Vladimir Poutine a ordonné jeudi une augmentation drastique de la taille de l’armée. 137.000 nouvelles recrues doivent rejoindre, d’ici la fin de l’année, les 1,15 million de soldats, soit une augmentation des effectifs de 13%. Plus facile à dire qu’à faire.
L’armée ukrainienne estime que depuis le début de l’invasion, la Russie a déjà perdu 184.000 soldats : 45.000 sont morts au combat, 137.000 autres ont été blessés et un millier ont été faits prisonniers. Les États-Unis avancent des chiffres plus modérés : selon le Pentagone, 80.000 Russes ont été tués ou blessés au combat.

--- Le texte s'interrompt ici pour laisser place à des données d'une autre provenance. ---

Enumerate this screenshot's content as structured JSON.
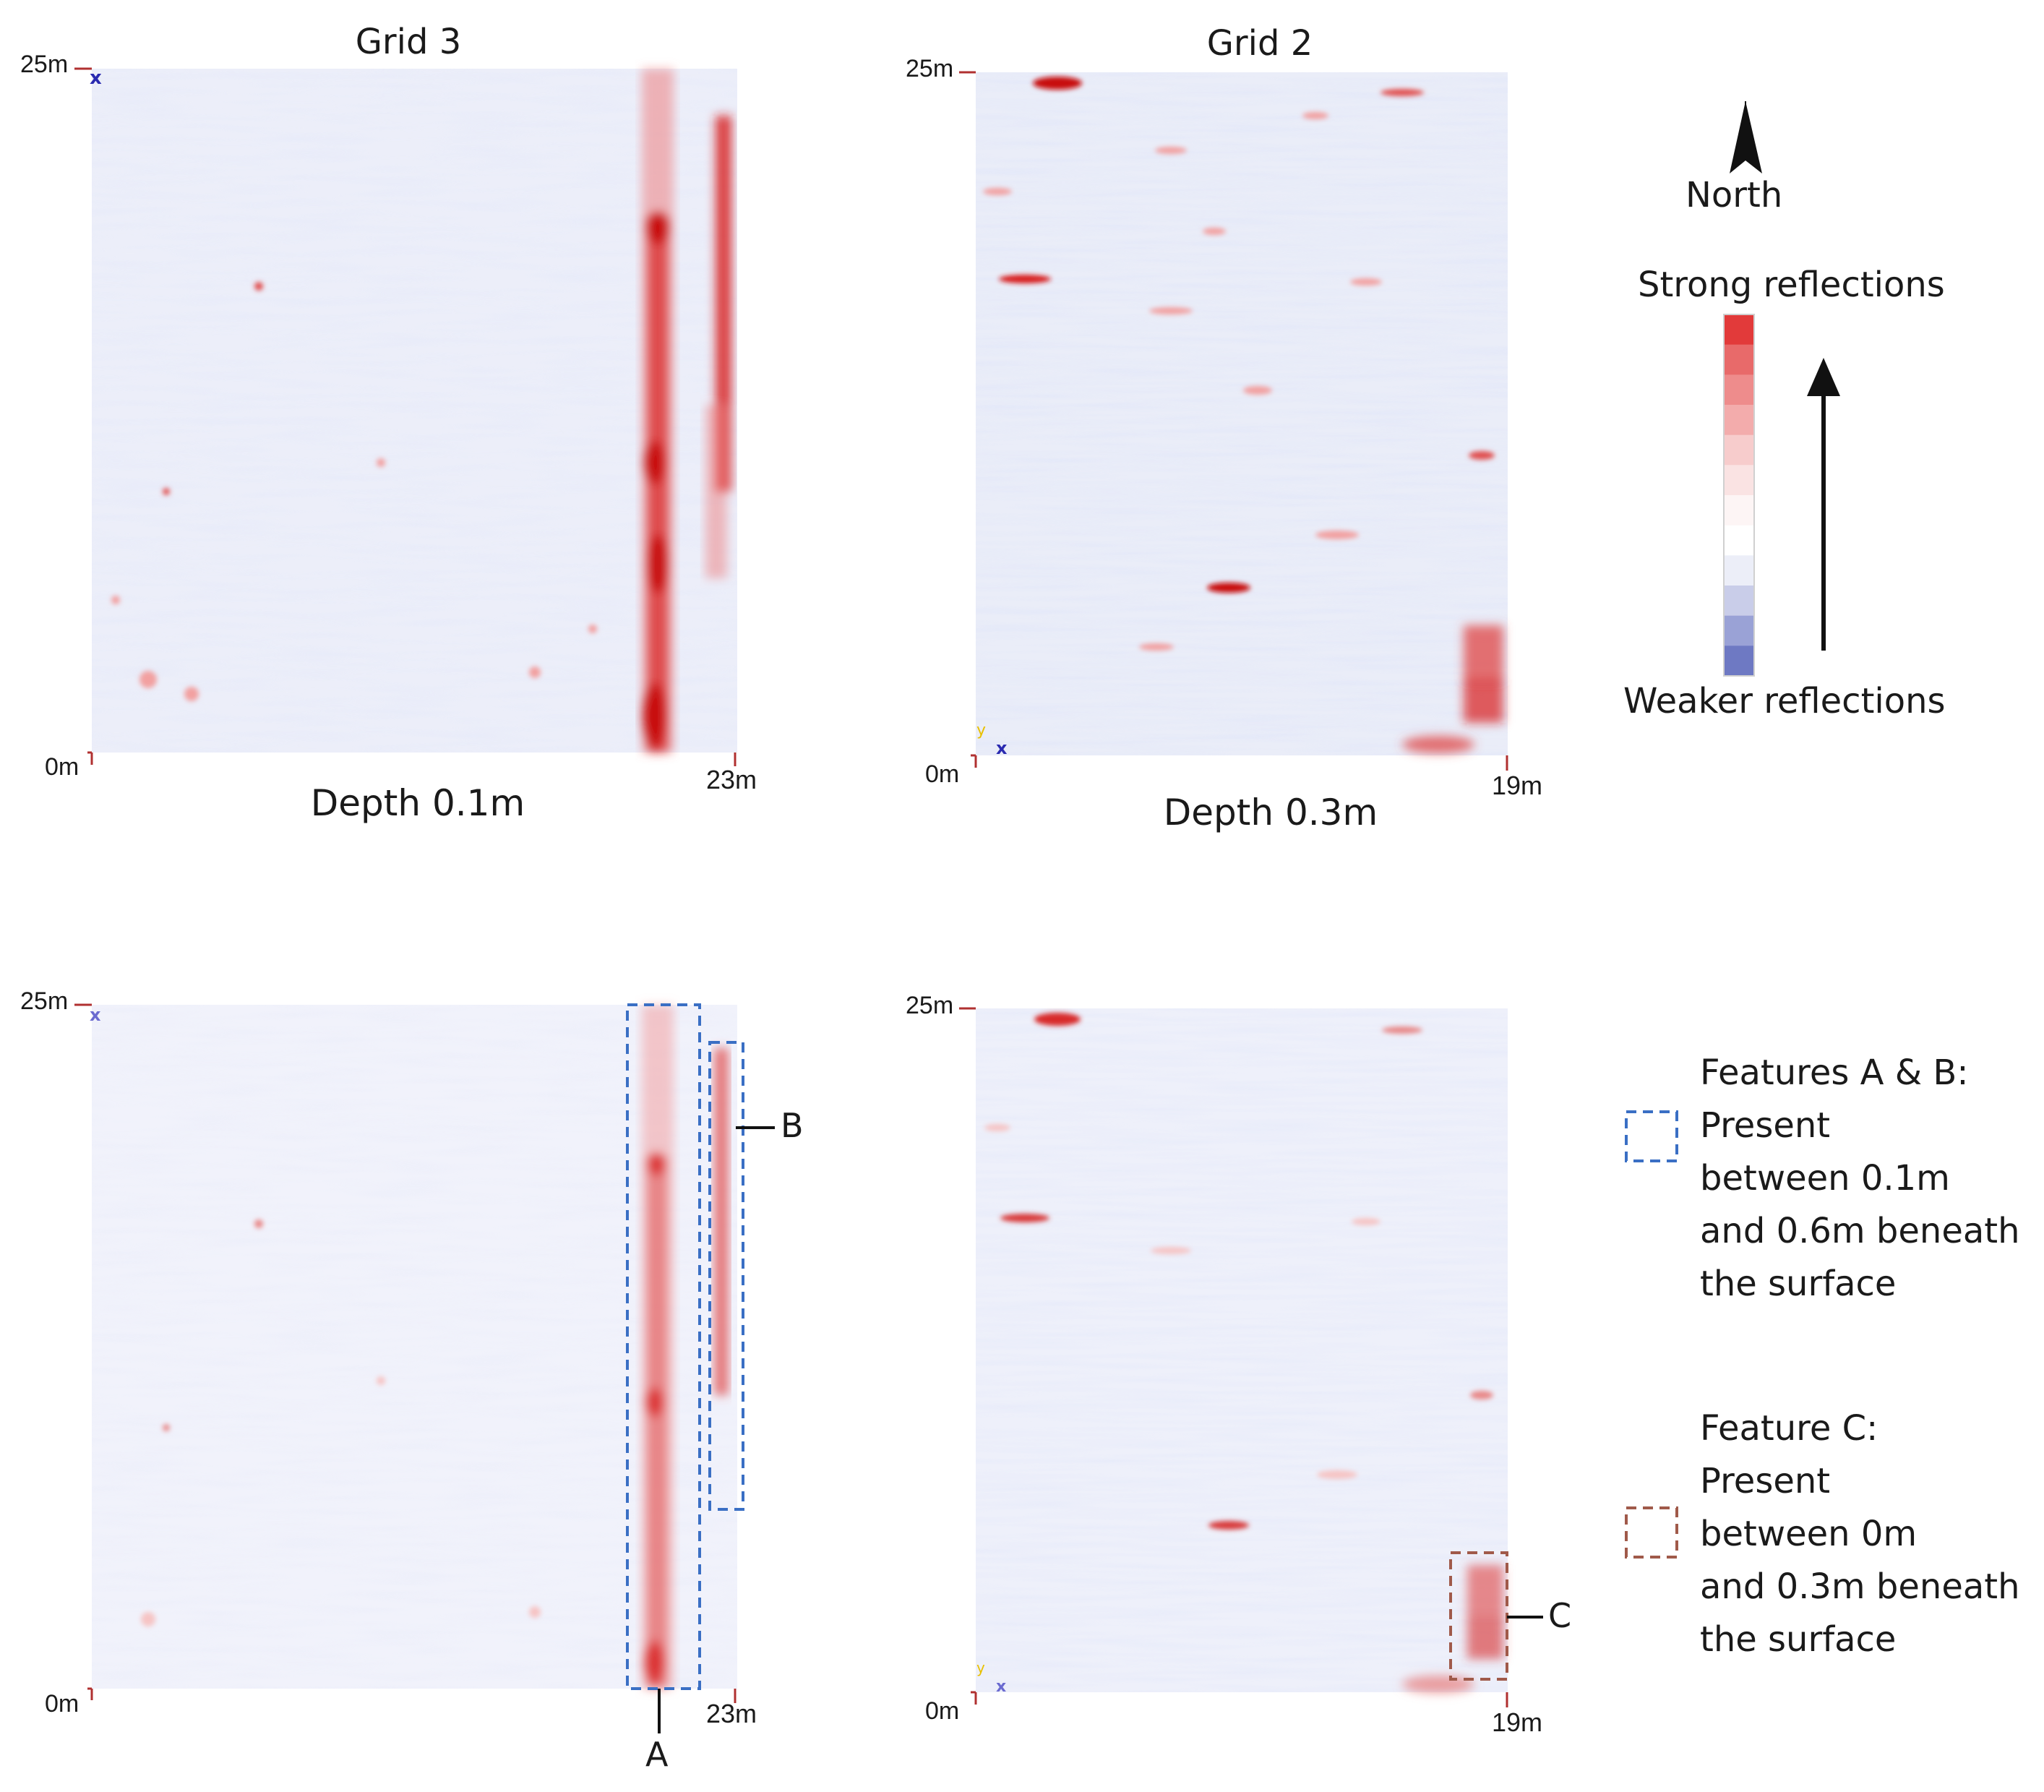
{
  "chart_data": [
    {
      "type": "heatmap",
      "title": "Grid 3",
      "subtitle": "Depth 0.1m",
      "x_axis": {
        "start_label": "0m",
        "end_label": "23m",
        "range": [
          0,
          23
        ]
      },
      "y_axis": {
        "start_label": "0m",
        "end_label": "25m",
        "range": [
          0,
          25
        ]
      },
      "strong_features_x_m": [
        19.5,
        22.0
      ]
    },
    {
      "type": "heatmap",
      "title": "Grid 2",
      "subtitle": "Depth 0.3m",
      "x_axis": {
        "start_label": "0m",
        "end_label": "19m",
        "range": [
          0,
          19
        ]
      },
      "y_axis": {
        "start_label": "0m",
        "end_label": "25m",
        "range": [
          0,
          25
        ]
      },
      "strong_features_x_m": [
        18.5
      ]
    },
    {
      "type": "heatmap",
      "title": "",
      "x_axis": {
        "start_label": "0m",
        "end_label": "23m",
        "range": [
          0,
          23
        ]
      },
      "y_axis": {
        "start_label": "0m",
        "end_label": "25m",
        "range": [
          0,
          25
        ]
      },
      "annotations": [
        {
          "label": "A",
          "style": "blue-dashed",
          "x_range_m": [
            19.0,
            21.5
          ],
          "y_range_m": [
            0,
            25
          ]
        },
        {
          "label": "B",
          "style": "blue-dashed",
          "x_range_m": [
            21.7,
            23.0
          ],
          "y_range_m": [
            6.5,
            23.5
          ]
        }
      ]
    },
    {
      "type": "heatmap",
      "title": "",
      "x_axis": {
        "start_label": "0m",
        "end_label": "19m",
        "range": [
          0,
          19
        ]
      },
      "y_axis": {
        "start_label": "0m",
        "end_label": "25m",
        "range": [
          0,
          25
        ]
      },
      "annotations": [
        {
          "label": "C",
          "style": "red-dashed",
          "x_range_m": [
            17.0,
            19.0
          ],
          "y_range_m": [
            0.6,
            5.2
          ]
        }
      ]
    }
  ],
  "legend": {
    "north_label": "North",
    "strong_label": "Strong reflections",
    "weak_label": "Weaker reflections",
    "scale_colors": [
      "#e23a3a",
      "#e86a6a",
      "#ee8c8c",
      "#f3acac",
      "#f7cccc",
      "#fae3e3",
      "#fdf5f5",
      "#ffffff",
      "#eceef8",
      "#c9cde9",
      "#9aa2d6",
      "#6e79c3"
    ],
    "feature_ab": {
      "lines": [
        "Features A & B:",
        "Present",
        "between 0.1m",
        "and 0.6m beneath",
        "the surface"
      ],
      "color": "#3a6fc4"
    },
    "feature_c": {
      "lines": [
        "Feature C:",
        "Present",
        "between 0m",
        "and 0.3m beneath",
        "the surface"
      ],
      "color": "#a05a4a"
    }
  },
  "colors": {
    "red": "#d81e1e",
    "blue_marker": "#2a2ab0",
    "blue_box": "#3a6fc4",
    "red_box": "#a05a4a",
    "field_base": "#eceef9"
  }
}
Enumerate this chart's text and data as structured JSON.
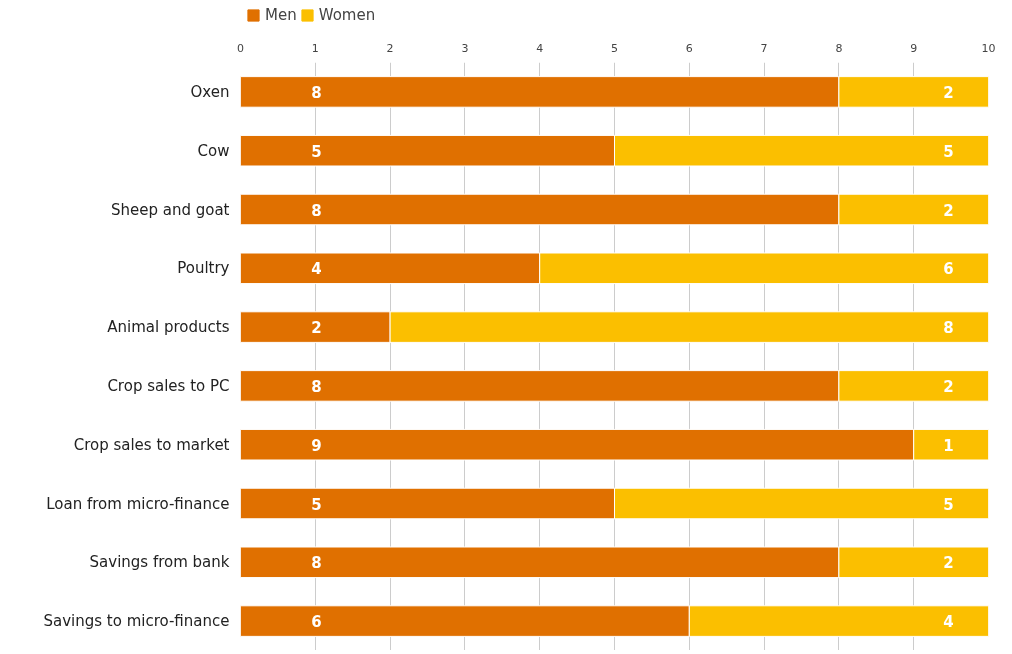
{
  "chart_data": {
    "type": "bar",
    "orientation": "horizontal",
    "stacked": true,
    "data_labels": true,
    "legend": "top left",
    "grid": "x",
    "categories": [
      "Oxen",
      "Cow",
      "Sheep and goat",
      "Poultry",
      "Animal products",
      "Crop sales to PC",
      "Crop sales to market",
      "Loan from micro-finance",
      "Savings from bank",
      "Savings to micro-finance"
    ],
    "series": [
      {
        "name": "Men",
        "color": "#e07000",
        "values": [
          8,
          5,
          8,
          4,
          2,
          8,
          9,
          5,
          8,
          6
        ]
      },
      {
        "name": "Women",
        "color": "#fbbf00",
        "values": [
          2,
          5,
          2,
          6,
          8,
          2,
          1,
          5,
          2,
          4
        ]
      }
    ],
    "xlim": [
      0,
      10
    ],
    "xticks": [
      0,
      1,
      2,
      3,
      4,
      5,
      6,
      7,
      8,
      9,
      10
    ]
  }
}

Le fait que la Russie elle-même cite des chiffres encore plus bas ne devrait pas surprendre : fournir des données précises sur des situations embarrassantes n’est pas exactement un principe de base dans une dictature autoritaire. En mars, le porte-parole du Kremlin, Dmitri Peskov, a annoncé que 1.351 Russes avaient été tués, un chiffre que les médias russes ont depuis fait gonfler jusqu’à 6.000 morts. « Nous avons une perte significative de soldats, c’est une tragédie pour nous », expliquait alors Peskov.
Aucune solution
Pour compenser ces pertes, Poutine veut recruter 137.000 nouveaux soldats. Mais ‘origine de ces nouvelles recrues et la manière dont il compte les obtenir ne sont pas claires. La Russie pourrait essayer de recruter davantage de volontaires (selon le Kremlin, chaque soldat russe en Ukraine y combat volontairement), ou elle pourrait étendre la mobilisation. Ce qui risquerait toutefois de susciter le mécontentement de la population, et la mobilisation ne semble pas non plus être une bonne idée au sein de l’armée : le moral des volontaires est déjà en dessous de tout, et le fait que des civils ordinaires doivent soudainement prendre les armes ne semble pas être de nature à le remonter immédiatement.
Divers analystes militaires russes, dont le colonel à la retraite Viktor Murakhovsky, soupçonnent donc Poutine de vouloir essayer de recruter davantage de volontaires. Mais des problèmes se posent également avec ceux-ci, comme le souligne l’analyste militaire Alexei Leonkov. « La formation au maniement des armes modernes et complexes dure environ trois ans. Les recrues ne servent qu’un an. Le recrutement ne résoudra donc pas ce problème », a déclaré Leonkov, cité par l’agence de presse russe Ria Novosti.
De la chair à canon
Sur Twitter, Eliot Cohen, professeur à l’université Johns Hopkins, souligne que le simple recrutement de soldats supplémentaires n’est pas non plus la solution : « Il sera intéressant de voir où Poutine se procure (a) les officiers, (b) les spécialistes et (c) les recrues elles-mêmes. » Les deux premiers en particulier sont importants : donner une arme à un Russe et lui apprendre à tirer est une chose, mais remplacer les cadres qui sont morts en Ukraine en est une autre.
La Russie n’est pas très économe de ses officiers et de ses spécialistes en Ukraine. Des dizaines d’officiers de haut rang et des centaines d’officiers de rang inférieur sont déjà morts au combat. Les troupes d’élite – comme les parachutistes du VDV (Vozdushno-desantnye voyska Rossii, les troupes aéroportées russes) – ont également été utilisées, surtout au début du conflit, comme chair à canon, notamment autour de l’aéroport d’Hostomel, près de Kiev. Remplacer simplement ces unités par des nouveaux volontaires russes ne sera pas une tâche facile, et à court terme, impossible.